Are more James Damores on the horizon? Damore is a Google engineer who set off a national firestorm when the company fired him earlier this month for writing a controversial internal memo questioning the merits of diversity initiatives. On Wednesday, the law firm representing him announced they were looking for others like him, showing all the signs of planning a class-action lawsuit.
The Dhillon Law Group, which is representing Damore in his case against Google, posted a blog post on its site Wednesday that encouraged people who shared Damore’s beliefs about Google’s policies to step forward and contact the firm.

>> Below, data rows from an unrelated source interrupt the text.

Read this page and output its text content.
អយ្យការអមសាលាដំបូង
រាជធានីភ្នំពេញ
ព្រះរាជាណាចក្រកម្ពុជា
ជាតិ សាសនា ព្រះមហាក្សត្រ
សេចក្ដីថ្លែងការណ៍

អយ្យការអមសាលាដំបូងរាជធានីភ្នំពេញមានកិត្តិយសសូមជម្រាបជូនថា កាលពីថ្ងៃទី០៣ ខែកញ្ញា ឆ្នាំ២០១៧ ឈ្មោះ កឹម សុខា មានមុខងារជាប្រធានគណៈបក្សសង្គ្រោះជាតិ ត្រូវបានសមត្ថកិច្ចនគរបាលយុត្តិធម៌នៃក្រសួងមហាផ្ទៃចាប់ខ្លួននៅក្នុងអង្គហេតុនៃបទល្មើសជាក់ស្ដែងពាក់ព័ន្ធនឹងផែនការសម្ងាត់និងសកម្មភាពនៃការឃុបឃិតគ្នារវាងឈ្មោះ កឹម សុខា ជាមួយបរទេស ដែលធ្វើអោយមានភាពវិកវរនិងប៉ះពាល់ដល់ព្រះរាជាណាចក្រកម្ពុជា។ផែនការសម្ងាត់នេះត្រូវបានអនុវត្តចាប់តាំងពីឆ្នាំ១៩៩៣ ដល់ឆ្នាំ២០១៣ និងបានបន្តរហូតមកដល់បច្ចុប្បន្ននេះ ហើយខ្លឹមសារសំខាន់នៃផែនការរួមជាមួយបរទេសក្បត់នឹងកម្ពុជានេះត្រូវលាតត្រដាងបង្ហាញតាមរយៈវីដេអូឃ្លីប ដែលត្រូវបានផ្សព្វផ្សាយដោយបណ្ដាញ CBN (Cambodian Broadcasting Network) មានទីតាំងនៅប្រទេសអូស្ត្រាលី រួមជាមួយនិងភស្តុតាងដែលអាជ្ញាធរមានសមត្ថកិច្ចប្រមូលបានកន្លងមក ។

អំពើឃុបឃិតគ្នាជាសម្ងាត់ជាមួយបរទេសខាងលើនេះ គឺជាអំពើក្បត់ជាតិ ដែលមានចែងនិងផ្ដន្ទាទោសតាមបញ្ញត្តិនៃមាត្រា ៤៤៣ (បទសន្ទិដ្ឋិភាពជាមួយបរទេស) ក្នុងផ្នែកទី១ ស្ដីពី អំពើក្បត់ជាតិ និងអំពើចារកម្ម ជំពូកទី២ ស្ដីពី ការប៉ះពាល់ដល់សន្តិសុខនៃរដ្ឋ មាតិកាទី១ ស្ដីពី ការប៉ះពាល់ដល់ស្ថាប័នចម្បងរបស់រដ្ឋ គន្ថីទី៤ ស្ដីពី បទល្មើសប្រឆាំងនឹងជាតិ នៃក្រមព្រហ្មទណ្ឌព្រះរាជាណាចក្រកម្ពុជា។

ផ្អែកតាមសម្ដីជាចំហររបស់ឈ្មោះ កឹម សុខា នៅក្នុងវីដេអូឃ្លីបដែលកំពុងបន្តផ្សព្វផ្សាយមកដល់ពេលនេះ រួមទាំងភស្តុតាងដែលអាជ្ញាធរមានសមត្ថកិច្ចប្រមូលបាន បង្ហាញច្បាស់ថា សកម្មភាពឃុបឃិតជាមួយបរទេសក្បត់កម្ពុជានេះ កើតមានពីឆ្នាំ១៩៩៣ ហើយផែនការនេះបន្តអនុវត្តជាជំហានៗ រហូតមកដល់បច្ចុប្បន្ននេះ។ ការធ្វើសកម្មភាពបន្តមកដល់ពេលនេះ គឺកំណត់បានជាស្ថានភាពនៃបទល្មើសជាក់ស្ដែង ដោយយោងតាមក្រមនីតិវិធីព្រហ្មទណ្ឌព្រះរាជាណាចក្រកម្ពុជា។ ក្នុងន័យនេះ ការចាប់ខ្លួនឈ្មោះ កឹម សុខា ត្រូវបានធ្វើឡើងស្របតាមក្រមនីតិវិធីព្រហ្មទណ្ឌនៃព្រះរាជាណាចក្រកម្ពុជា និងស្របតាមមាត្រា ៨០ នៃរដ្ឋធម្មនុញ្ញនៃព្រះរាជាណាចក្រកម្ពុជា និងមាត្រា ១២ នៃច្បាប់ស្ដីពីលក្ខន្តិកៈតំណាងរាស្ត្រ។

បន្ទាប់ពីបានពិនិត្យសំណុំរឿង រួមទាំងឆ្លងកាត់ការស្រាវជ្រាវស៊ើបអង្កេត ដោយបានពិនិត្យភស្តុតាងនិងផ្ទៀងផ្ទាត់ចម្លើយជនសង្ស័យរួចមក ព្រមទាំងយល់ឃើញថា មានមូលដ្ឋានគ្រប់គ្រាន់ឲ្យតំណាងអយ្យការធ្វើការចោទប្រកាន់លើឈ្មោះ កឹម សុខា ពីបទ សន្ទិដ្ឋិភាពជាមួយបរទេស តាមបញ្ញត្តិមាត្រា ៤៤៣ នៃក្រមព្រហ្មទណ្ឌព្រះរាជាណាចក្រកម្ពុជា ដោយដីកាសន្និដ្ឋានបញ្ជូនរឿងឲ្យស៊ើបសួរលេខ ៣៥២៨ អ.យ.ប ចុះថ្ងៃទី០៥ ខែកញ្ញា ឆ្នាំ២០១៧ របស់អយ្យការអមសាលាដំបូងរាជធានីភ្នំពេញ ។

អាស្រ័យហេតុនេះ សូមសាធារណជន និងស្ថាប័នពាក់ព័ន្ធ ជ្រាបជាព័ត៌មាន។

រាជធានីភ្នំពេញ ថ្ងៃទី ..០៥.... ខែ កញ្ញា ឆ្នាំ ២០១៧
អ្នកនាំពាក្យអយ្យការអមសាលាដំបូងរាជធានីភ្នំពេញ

Fired Google engineer’s firm seeks Googlers who have been “blacklisted”
The firm said it is interested in hearing from Google employees who have been “discriminated against at Google based on [their] political views” and people who believe they have been “defamed/slandered/smeared/blacklisted at Google” for their “views about affirmative action at Google.”
Although the Dhillon Law Group would not confirm whether it was looking into a class-action lawsuit, gathering a large group of Google employees who have been in similar situation as Damore would be an important step towards one.
Damore is not alone in thinking like this. Many Google employees positively supported Damore’s memo and defended his claims, according to Motherboard.
Google engineer: ‘I can win’ legal case
Damore worked at Google as an at-will employee where you can be dismissed for any reason, but Damore, whose Twitter handle is @Fired4Truth, does not think his firing was fair and is not taking his firing quietly.
On his ongoing press tour since his firing, Damore said he filed a complaint with the National Labor Relations Board on the basis that Google is “misrepresenting and shaming me in order to silence my complaints.” Because Damore said he filed a case with the NLRB prior to being fired, legal experts say he can use retaliatory conduct as a reason his firing was illegal.
In an opinion editorial for the Wall Street Journal, Damore said that his polarizing 10-page manifesto, which sparked his firing, was a “reasoned, well-researched, good-faith argument.” In his argument, Damore said women are underrepresented in technology because they are more anxious and have lower stress tolerances than men. That biological argument, which has been debunked by scientists and widely criticized by former Googlers, got Damore fired for “perpetuating gender stereotypes,” he said.
Whatever kind of legal action Damore decides to take, he maintains that he has the law on his side. “I’ve been advised not to talk too much about my legal case, but I’ve been told that I can win it,” Damore said in a Reddit Ask Me Anything earlier this month.
This is not the first time Google has faced legal controversy over discrimination this year. The tech giant is currently being investigated by the U.S. Department of Labor for an “extreme gender pay gap.”
And to make matters worse for Google, more women are coming forward with their stories of discrimination at the company. More than 60 current and former Google employees are considering suing Google for a hostile work culture and a pay disparity against women, according to their lawyer.